San Diego Biotech Startups Raise New Cash to Treat Anemia, Heart Disease and More
Three life sciences companies in the San Diego region have raised venture capital lately, according to our scan of filings from the Securities and Exchange Commission. All three are concentrating on developing new drugs. Here’s a roundup:
—Palkion, a San Diego developer of anemia drugs, has raised $2.5 million from investors, according to an SEC filing earlier this week. The company was formed in February 2008 by ProQuest Investments and CrystalGenomics, a Korean drug discovery company with operations in Emeryville, CA. Palkion is headed by Wendy Johnson, a ProQuest venture partner, and CrystalGenomics’ CEO Joong-Myung Cho is a board member.
Palkion said in June it has initiated preclinical studies of a drug to treat anemia that is based on the discovery and development of oral agents that inhibit prolyl hydroxylase enzymes. Blocking those enzymes should help to increase the production of oxygen-carrying red blood cells which are lacking in anemic patients.Plus,an oral drug promises greater convenience and dosing flexibility than current injectable drugs. This is a potentially huge market, given that anemia drugs are one of the franchises that made Thousand Oaks, CA-based Amgen (NASDAQ: AMGN) the world’s largest biotech company.
— San Diego-based Sequel Pharmaceuticals has raised $3 million of a planned $8.4 million round, according to a regulatory filing earlier this month.
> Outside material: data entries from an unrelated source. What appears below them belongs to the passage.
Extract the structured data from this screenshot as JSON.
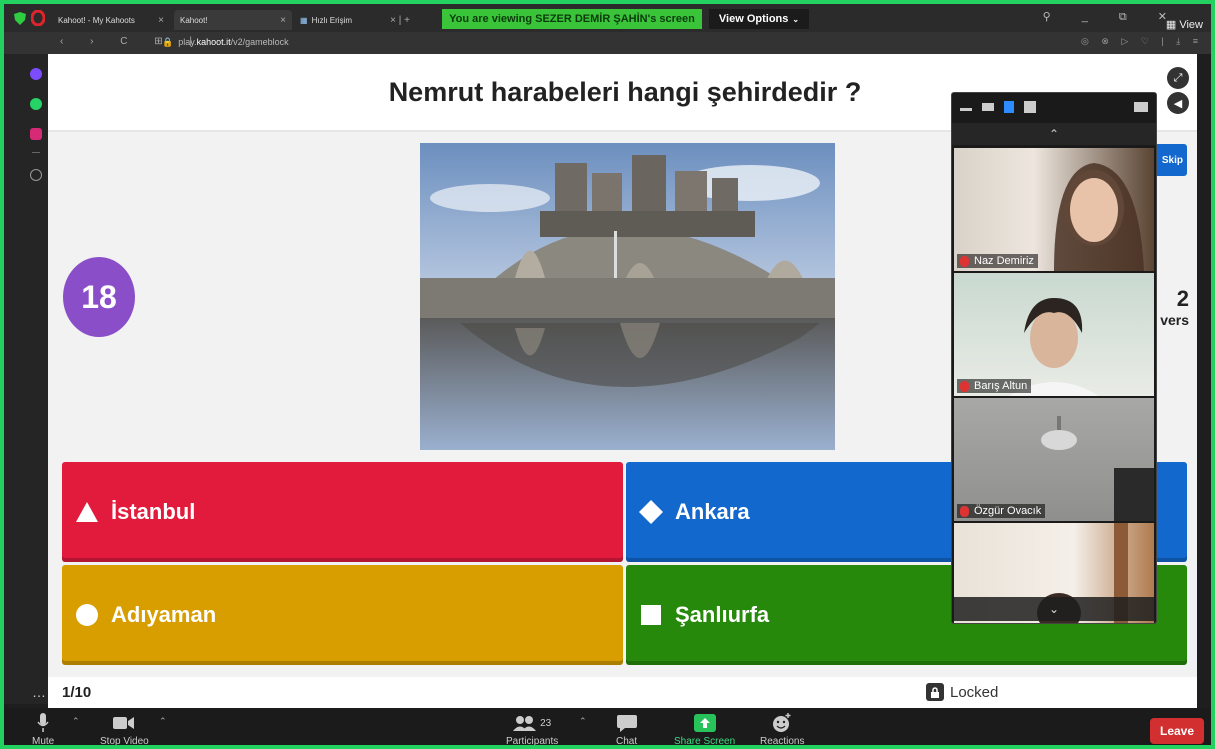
{
  "browser": {
    "tabs": [
      {
        "label": "Kahoot! - My Kahoots"
      },
      {
        "label": "Kahoot!"
      },
      {
        "label": "Hızlı Erişim"
      }
    ],
    "url_prefix": "play.",
    "url_domain": "kahoot.it",
    "url_path": "/v2/gameblock"
  },
  "zoom_banner": {
    "viewing_text": "You are viewing SEZER DEMİR ŞAHİN's screen",
    "view_options": "View Options",
    "view_label": "View"
  },
  "kahoot": {
    "question": "Nemrut harabeleri hangi şehirdedir ?",
    "timer": "18",
    "skip_label": "Skip",
    "answers_count": "2",
    "answers_label": "vers",
    "answers": [
      {
        "label": "İstanbul",
        "shape": "triangle",
        "color": "#e21b3c"
      },
      {
        "label": "Ankara",
        "shape": "diamond",
        "color": "#1368ce"
      },
      {
        "label": "Adıyaman",
        "shape": "circle",
        "color": "#d89e00"
      },
      {
        "label": "Şanlıurfa",
        "shape": "square",
        "color": "#26890c"
      }
    ],
    "question_index": "1/10",
    "locked_label": "Locked"
  },
  "participants_panel": {
    "tiles": [
      {
        "name": "Naz Demiriz"
      },
      {
        "name": "Barış Altun"
      },
      {
        "name": "Özgür Ovacık"
      },
      {
        "name": ""
      }
    ]
  },
  "toolbar": {
    "mute": "Mute",
    "stop_video": "Stop Video",
    "participants": "Participants",
    "participants_count": "23",
    "chat": "Chat",
    "share_screen": "Share Screen",
    "reactions": "Reactions",
    "leave": "Leave"
  },
  "colors": {
    "zoom_border": "#23d160",
    "kahoot_purple": "#8a4ec8",
    "leave_red": "#d23030"
  }
}
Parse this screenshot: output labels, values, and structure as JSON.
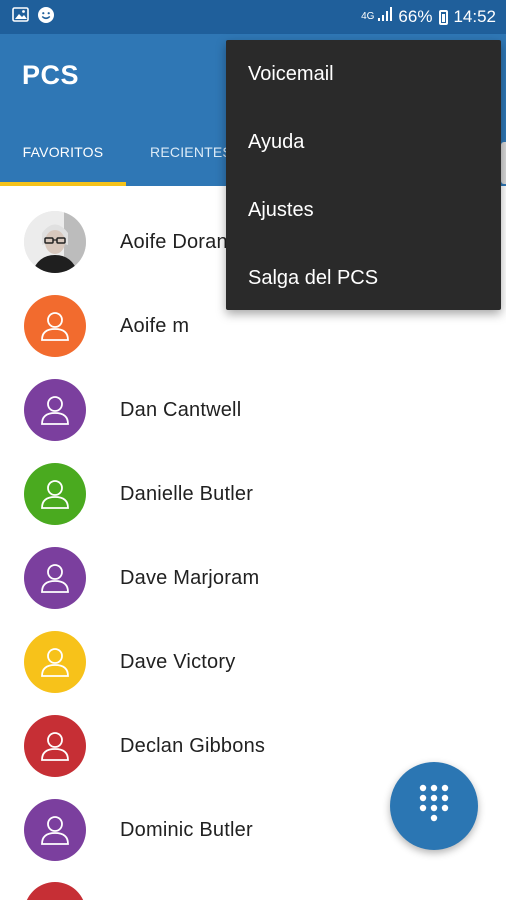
{
  "status_bar": {
    "network": "4G",
    "battery": "66%",
    "time": "14:52"
  },
  "app": {
    "title": "PCS"
  },
  "tabs": [
    {
      "label": "FAVORITOS",
      "selected": true
    },
    {
      "label": "RECIENTES",
      "selected": false
    }
  ],
  "contacts": [
    {
      "name": "Aoife Doran",
      "avatar": "photo",
      "color": "#e9e9e9"
    },
    {
      "name": "Aoife m",
      "avatar": "person-icon",
      "color": "#f26b2e"
    },
    {
      "name": "Dan Cantwell",
      "avatar": "person-icon",
      "color": "#7b3f9e"
    },
    {
      "name": "Danielle Butler",
      "avatar": "person-icon",
      "color": "#4aaa1f"
    },
    {
      "name": "Dave Marjoram",
      "avatar": "person-icon",
      "color": "#7b3f9e"
    },
    {
      "name": "Dave Victory",
      "avatar": "person-icon",
      "color": "#f7c21a"
    },
    {
      "name": "Declan Gibbons",
      "avatar": "person-icon",
      "color": "#c62f35"
    },
    {
      "name": "Dominic Butler",
      "avatar": "person-icon",
      "color": "#7b3f9e"
    }
  ],
  "overflow_menu": {
    "items": [
      "Voicemail",
      "Ayuda",
      "Ajustes",
      "Salga del PCS"
    ]
  },
  "fab": {
    "icon": "dialpad-icon"
  },
  "colors": {
    "status_bar": "#1f5f9b",
    "app_bar": "#2f77b5",
    "tab_indicator": "#f5c21a",
    "menu_background": "#2a2a2a"
  }
}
The company’s board includes venture partners from Domain Associates, Forward Ventures, InterWest Partners, Skyline Ventures, and Montreux Equity Partners. On its website, Sequel says it has significant capabilities in cardiovascular drug development, and is developing and commercializing novel, clinical-stage drug candidates. Sequel’s CEO, Randall Woods, is well known on the San Diego biotech scene from his past stints at Corvas International, Boehringer Mannheim, and Eli Lilly.
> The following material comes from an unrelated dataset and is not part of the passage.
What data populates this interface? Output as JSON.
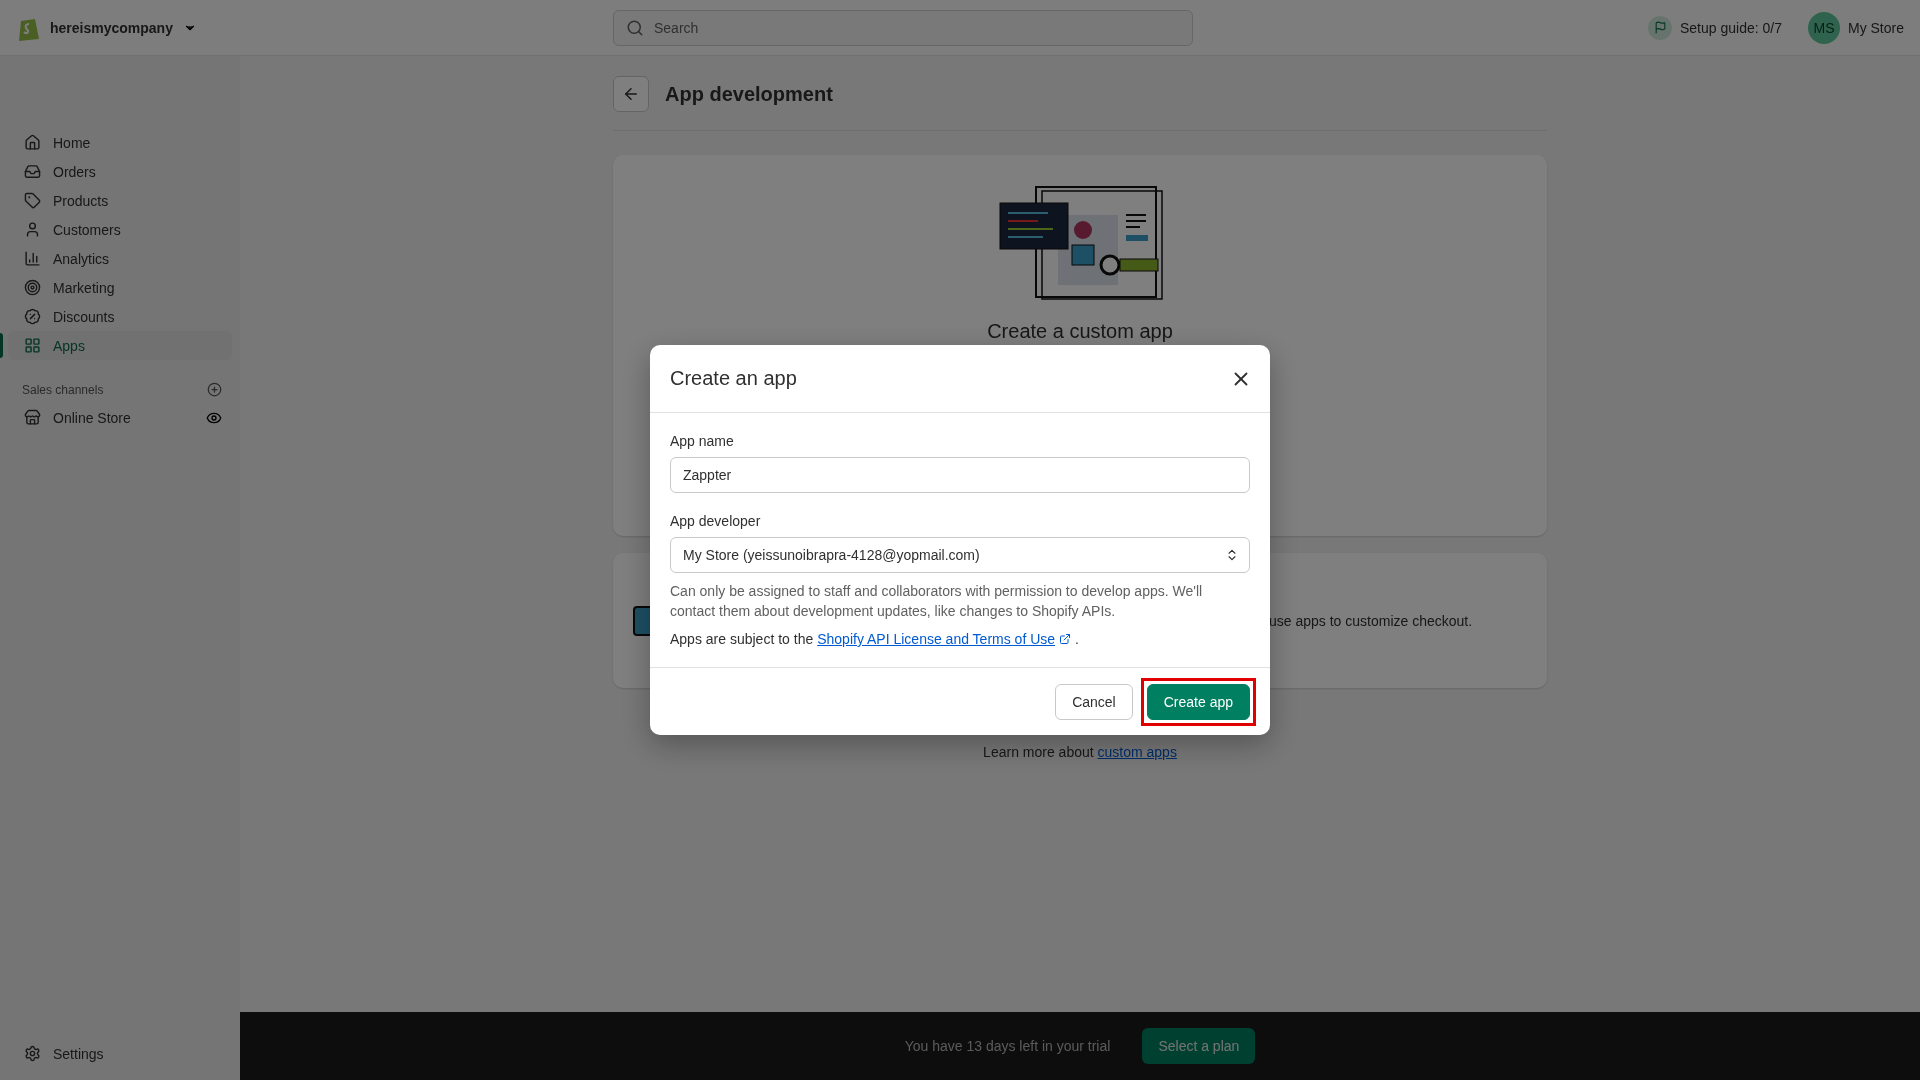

—Auspex Pharmaceuticals, based in Vista, CA, disclosed in a regulatory filing earlier this month that it has raised $3 million in new capital. The company, founded in 2001, says it is developing drugs based on “deuterium chemistry” in multiple therapeutic areas, and it has been working to secure a proprietary position on several hundred compounds and initiate development of multiple clinical drug candidates.
Auspex said last year it raised $13.875 million in a Series B financing led by Thomas, McNerney & Partners that was joined by CMEA Ventures and Costa Verde Capital. In January, we reported that Auspex had recruited former SGX CEO Michael Grey to head the company. Grey did not return phone calls seeking additional information about Auspex.
Deuterium modification is an emerging field in the biotech business, especially since June, when GlaxoSmithKline signed a partnership with one of the experts in the field, Lexington, MA-based Concert Pharmaceuticals. That deal could be worth more than $1 billion to the smaller company if it meets milestones over time. If Auspex can duplicate that, its latest batch of financial backers will undoubtably be quite happy.